Forum Discussion
Serverless SQL Pool - Reading from Parquet - VARCHAR with UTF8 Collation - Data Getting Truncated
Currently have a Serverless SQL Pool within Synapse Analytics. I am working on a view which will get data from Parquet. The collation of the database is set to Latin1_General_100_BIN2_UTF8 as per MS recommendation: https://docs.microsoft.com/en-us/azure/synapse-analytics/sql/query-delta-lake-format#explicitly-specify-schema (Important section).
It is also recommended by MS to use varchar data type with UTF8 collation when reading data from Parquet and Delta with UTF8-encoding: https://docs.microsoft.com/en-us/azure/synapse-analytics/sql/best-practices-serverless-sql-pool#use-appropriate-data-types
The select statement is looking as follows. Kindly note that to ensure UTF-8 collation is used I am explicitly stating the collation type when defining the OPENROWSET schema:
SELECT
TOP 100 *
FROM
OPENROWSET(
BULK 'poc/ParquetFiles/SpecialCharactersTable_UTF8Collation.parquet'
,DATA_SOURCE = 'DataLakeDataSource'
,FORMAT = 'Parquet'
)
WITH(
SpecialCharactersColumn_UTF8Collation VARCHAR(60) COLLATE Latin1_General_100_BIN2_UTF8
) AS SCD
One of the records within the SpecialCharactersColuimn_UTF8Collation column in the Parquet File, actually contains 60 characters. The same records also contains some special characters.

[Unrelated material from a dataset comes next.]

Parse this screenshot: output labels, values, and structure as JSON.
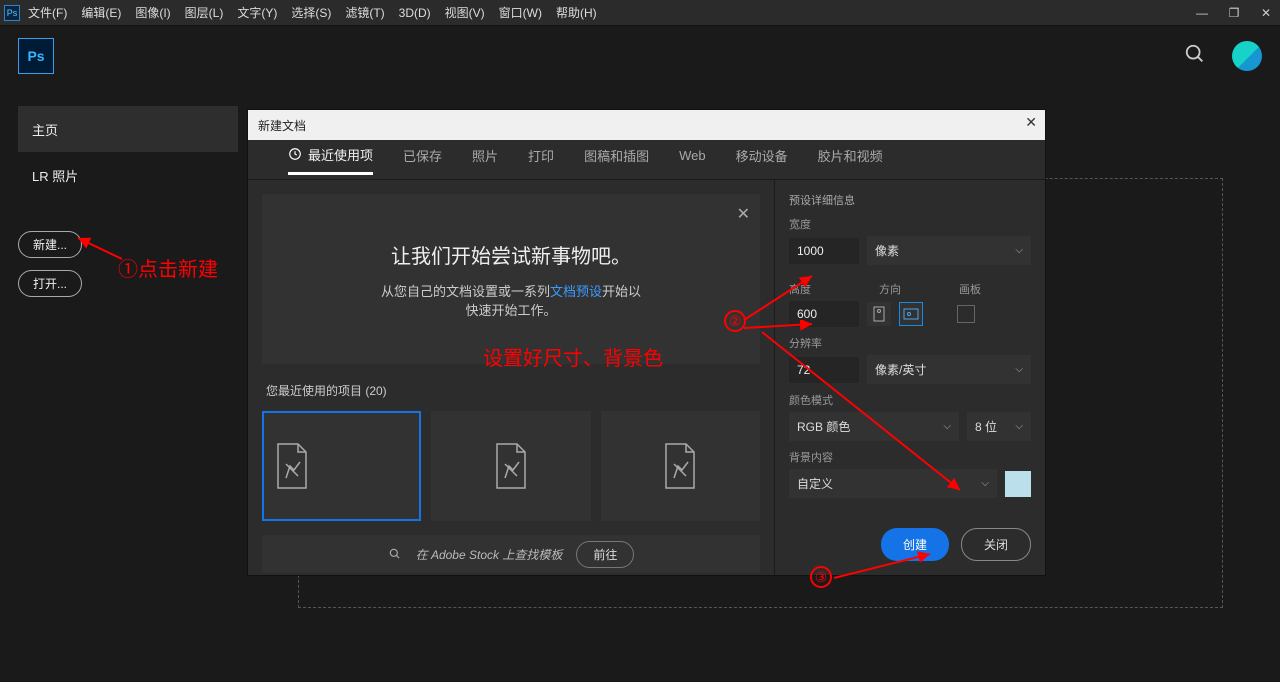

When I run the above select statement the data is getting truncated with the error "String or binary data would be truncated ..."
Not sure if I am missing something here or MS recommendations don't apply when there is UniCode data, in which case I would have to use the nvarchar data type as opposed to varchar data type. The other alternative I believe would be to change the collation on the column.
Kindly share if you have any thoughts around this.